The high-risk group is significantly associated with poorer overall survival (OS). To validate this, we utilized the ‘survival’ and ‘survminer’ R packages to analyze the expression of genes related to the BCIS and their prognostic relevance in the TCGA-BRCA dataset using Kaplan-Meier (KM) curves. Furthermore, we conducted survival analysis on the five years and ten years survival data from METABRIC, as well as the GSE20685 dataset, to confirm the predictive capability of the BCIS model.

Differential expressed gene analysis

The expression levels of individual genes within each cluster were compared to the remaining cells using the “sc.tl.rank_genes_groups” module and the Wilcoxon rank-sum test. A gene was defined as upregulated or downregulated based on a significance threshold of P < 0.05, with cutoff criteria of log (fold change) ≥ 2 or ≤ -2, respectively.

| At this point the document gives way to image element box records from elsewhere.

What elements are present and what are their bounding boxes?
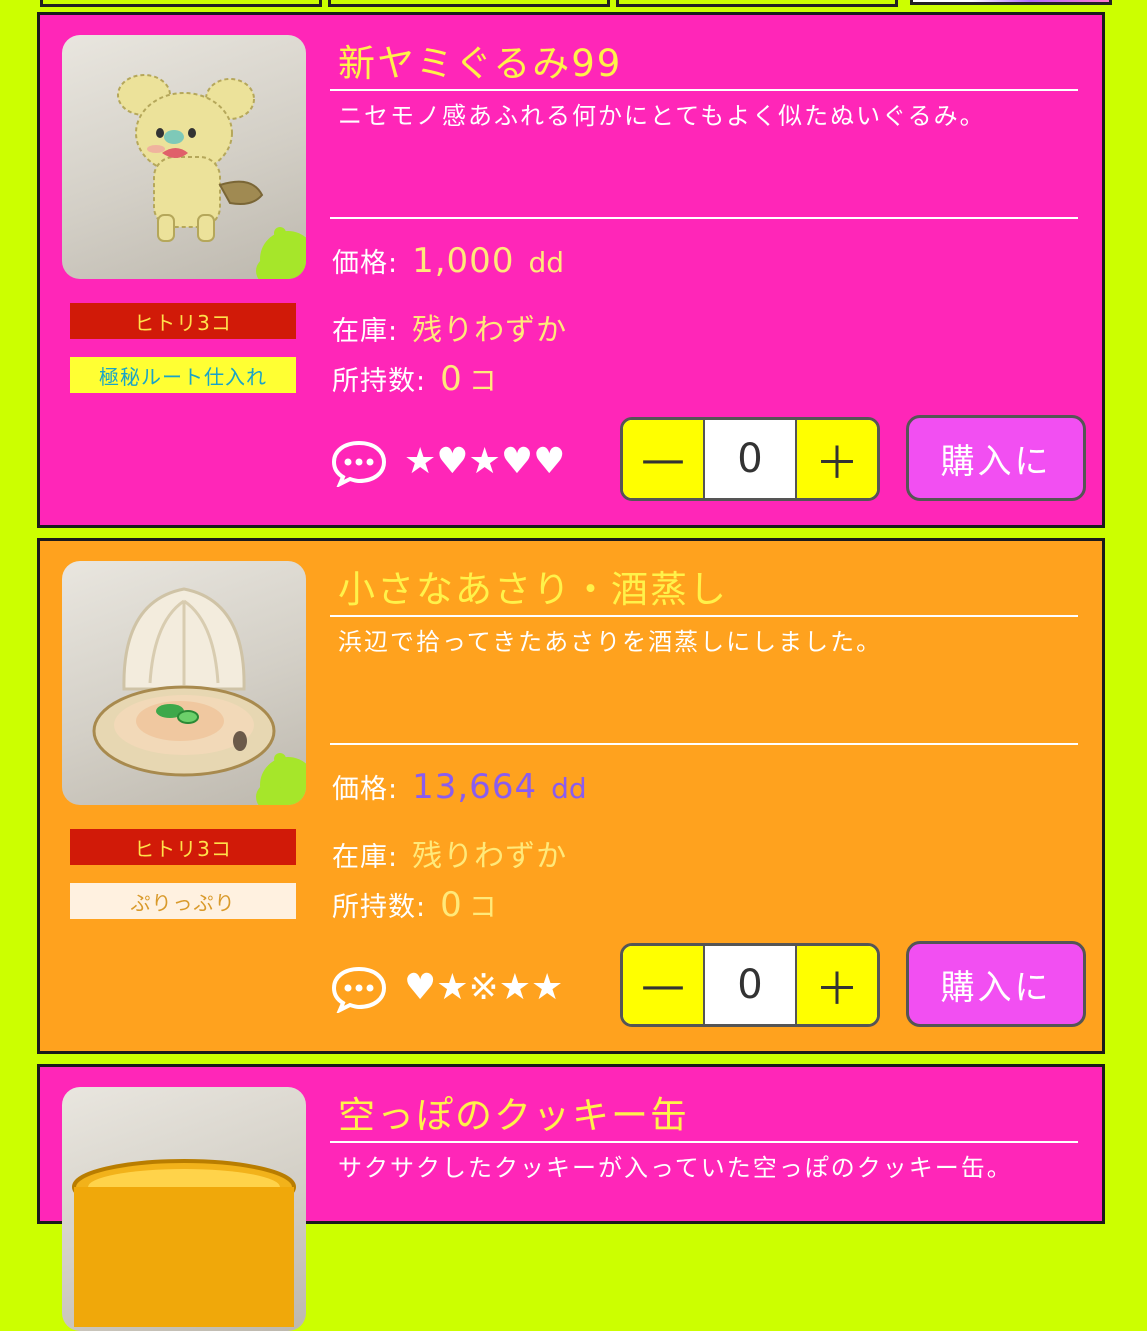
item-tag-badge: ぷりっぷり (70, 883, 296, 919)
decrement-button[interactable]: — (623, 420, 703, 498)
divider (330, 89, 1078, 91)
owned-unit: コ (468, 890, 497, 923)
product-card: ヒトリ3コ ぷりっぷり 小さなあさり・酒蒸し 浜辺で拾ってきたあさりを酒蒸しにし… (37, 538, 1105, 1054)
top-tab-2[interactable] (328, 0, 610, 7)
product-card: ヒトリ3コ 極秘ルート仕入れ 新ヤミぐるみ99 ニセモノ感あふれる何かにとてもよ… (37, 12, 1105, 528)
item-tag-badge: 極秘ルート仕入れ (70, 357, 296, 393)
quantity-value[interactable]: 0 (703, 946, 797, 1024)
quantity-stepper: — 0 ＋ (620, 943, 880, 1027)
price-label: 価格: (332, 774, 399, 805)
increment-button[interactable]: ＋ (797, 420, 877, 498)
divider (330, 615, 1078, 617)
owned-row: 所持数: 0 コ (332, 885, 497, 925)
owned-value: 0 (440, 359, 463, 399)
owned-unit: コ (468, 364, 497, 397)
owned-row: 所持数: 0 コ (332, 359, 497, 399)
decrement-button[interactable]: — (623, 946, 703, 1024)
plush-doll-icon (117, 74, 306, 279)
rating-symbols: ♥★※★★ (404, 967, 564, 1008)
clam-icon (92, 587, 306, 805)
purchase-limit-badge: ヒトリ3コ (70, 303, 296, 339)
product-description: サクサクしたクッキーが入っていた空っぽのクッキー缶。 (338, 1154, 1013, 1182)
top-tab-3[interactable] (616, 0, 898, 7)
price-row: 価格: 1,000 dd (332, 241, 564, 281)
stock-value: 残りわずか (412, 313, 568, 348)
comment-bubble-icon[interactable] (330, 439, 388, 487)
quantity-stepper: — 0 ＋ (620, 417, 880, 501)
cookie-tin-icon (72, 1159, 296, 1327)
top-tab-4[interactable] (910, 0, 1112, 5)
owned-value: 0 (440, 885, 463, 925)
product-image (62, 1087, 306, 1331)
stock-row: 在庫: 残りわずか (332, 831, 567, 875)
stock-label: 在庫: (332, 316, 399, 347)
comment-bubble-icon[interactable] (330, 965, 388, 1013)
owned-label: 所持数: (332, 366, 427, 397)
stock-value: 残りわずか (412, 839, 568, 874)
increment-button[interactable]: ＋ (797, 946, 877, 1024)
buy-button[interactable]: 購入に (906, 415, 1086, 501)
price-label: 価格: (332, 248, 399, 279)
purchase-limit-badge: ヒトリ3コ (70, 829, 296, 865)
stock-row: 在庫: 残りわずか (332, 305, 567, 349)
product-description: 浜辺で拾ってきたあさりを酒蒸しにしました。 (338, 628, 883, 656)
top-tab-1[interactable] (40, 0, 322, 7)
divider (330, 743, 1078, 745)
rating-symbols: ★♥★♥♥ (404, 441, 566, 482)
quantity-value[interactable]: 0 (703, 420, 797, 498)
product-description: ニセモノ感あふれる何かにとてもよく似たぬいぐるみ。 (338, 102, 986, 130)
product-image (62, 561, 306, 805)
price-row: 価格: 13,664 dd (332, 767, 587, 807)
divider (330, 1141, 1078, 1143)
product-image (62, 35, 306, 279)
top-tab-strip (0, 0, 1147, 12)
price-value: 1,000 (412, 241, 515, 281)
buy-button[interactable]: 購入に (906, 941, 1086, 1027)
product-card: 空っぽのクッキー缶 サクサクしたクッキーが入っていた空っぽのクッキー缶。 (37, 1064, 1105, 1331)
divider (330, 217, 1078, 219)
product-title: 空っぽのクッキー缶 (338, 1094, 689, 1137)
price-unit: dd (551, 772, 587, 805)
price-unit: dd (528, 246, 564, 279)
price-value: 13,664 (412, 767, 538, 807)
stock-label: 在庫: (332, 842, 399, 873)
owned-label: 所持数: (332, 892, 427, 923)
product-title: 新ヤミぐるみ99 (338, 42, 623, 85)
product-title: 小さなあさり・酒蒸し (338, 568, 728, 611)
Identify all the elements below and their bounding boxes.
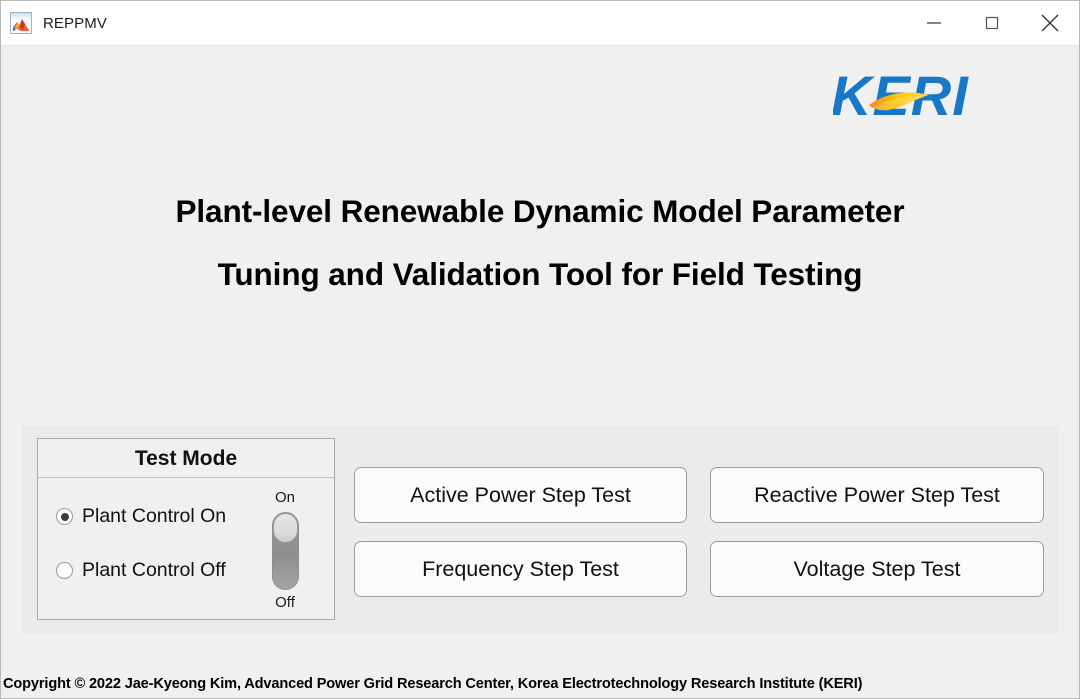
radio-plant-control-off[interactable]: Plant Control Off [56,559,226,582]
reactive-power-step-test-button[interactable]: Reactive Power Step Test [710,467,1044,523]
keri-logo: KERI [831,64,1023,129]
copyright-notice: Copyright © 2022 Jae-Kyeong Kim, Advance… [3,676,863,692]
page-title-line-1: Plant-level Renewable Dynamic Model Para… [175,193,905,229]
frequency-step-test-button[interactable]: Frequency Step Test [354,541,687,597]
toggle-track[interactable] [271,512,299,590]
maximize-icon [985,16,999,30]
matlab-membrane-icon [10,12,32,34]
plant-control-toggle[interactable]: On Off [257,488,313,613]
radio-label-off: Plant Control Off [82,559,226,581]
test-mode-body: Plant Control On Plant Control Off On Of… [38,478,334,619]
minimize-icon [927,22,941,24]
toggle-label-on: On [274,489,295,506]
radio-indicator-off[interactable] [56,562,73,579]
page-title: Plant-level Renewable Dynamic Model Para… [1,193,1079,293]
test-mode-title: Test Mode [38,439,334,478]
radio-indicator-on[interactable] [56,508,73,525]
membrane-glyph [13,19,30,31]
test-mode-groupbox: Test Mode Plant Control On Plant Control… [37,438,335,620]
controls-panel: Test Mode Plant Control On Plant Control… [22,426,1059,634]
maximize-button[interactable] [963,1,1021,46]
toggle-knob[interactable] [272,513,298,543]
close-icon [1041,14,1059,32]
voltage-step-test-button[interactable]: Voltage Step Test [710,541,1044,597]
keri-logo-graphic: KERI [831,64,968,127]
minimize-button[interactable] [905,1,963,46]
page-title-line-2: Tuning and Validation Tool for Field Tes… [217,256,863,293]
application-window: REPPMV Plant-level Renewable Dynamic Mod… [0,0,1080,699]
active-power-step-test-button[interactable]: Active Power Step Test [354,467,687,523]
window-controls [905,1,1079,46]
radio-plant-control-on[interactable]: Plant Control On [56,505,226,528]
close-button[interactable] [1021,1,1079,46]
toggle-label-off: Off [275,594,295,611]
radio-label-on: Plant Control On [82,505,227,527]
title-bar: REPPMV [1,1,1079,46]
window-title: REPPMV [43,14,107,32]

Gene set enrichment analysis (GSEA)

Gene Set Enrichment Analysis (GSEA) was conducted using the hallmark gene sets (h.all.v2023.2.Hs.symbols.gmt) from MSigDB (http://software.broadinstitute.org/gsea/msigdb/) to identify significantly enriched pathways.

Gene set variation analysis (GSVA)

Gene Set Variation Analysis (GSVA) was carried out to discern the activity of enriched pathways between the high-BCIS and low-BCIS groups. The enrichment scores for each gene set in the TCGA-BRCA samples were determined using the ssGSEA algorithm via the “fgsea” R package.

Multi-dimensional evaluation of comprehensive tumor microenvironment and drug sensitivity

In this study, we utilized the ESTIMATE and Tumor Immune Dysfunction and Exclusion (TIDE) algorithm in R to assess the infiltration levels of immune and stromal cells in the tumor microenvironment, the purity of tumor samples, and the potential for immune evasion and treatment response prediction [46]. TCR analysis, as a key method, was employed to study and evaluate the diversity, specificity, and immune response of T cells, with a detailed analysis of TCR diversity and richness based on previous research [66]. Additionally, TIMER2.0 and CIBERSORT were used to estimate the proportions of different immune cell types within tumor samples, thereby revealing the infiltration levels of these cells. Finally, based on drug sensitivity prediction datasets ‘PANCANCER_IC_Tue_Aug_9_15_28_57_2016’ and ‘cgp2016ExprRma’, as well as the database ‘drugData2016’ used for extracting and filtering drug data related to specific tissue types, we employed the pRRophetic package to predict drug sensitivity. The integration of these tools provided significant support for our in-depth understanding of the tumor microenvironment and its potential response to treatment.

Statistics analysis

Differences of statistical significance were evaluated using a two-tailed Student’s t-test on the R platform. Multivariate analysis employing the Cox proportional hazards model was executed using the R packages (“survival”, “survminer”, and “forestplot”) to pinpoint independent factors linked to OS in both TCGA-BRCA, GEO and METABRIC cohorts. The P value was corrected using the false discovery rate (FDR), with values or FDR < 0.05 deemed significant. An adjusted P < 0.05 served as the threshold criterion.

In addition, data are presented as mean ± SEM. Statistical significance was analysed using the unpaired two-tailed Student’s t-test at least 3 independent experiments using GraphPad Prism (GraphPad Software, USA). P-value < 0.05 was considered statistically significant. *P < 0.05; **P < 0.01; ***P < 0.001.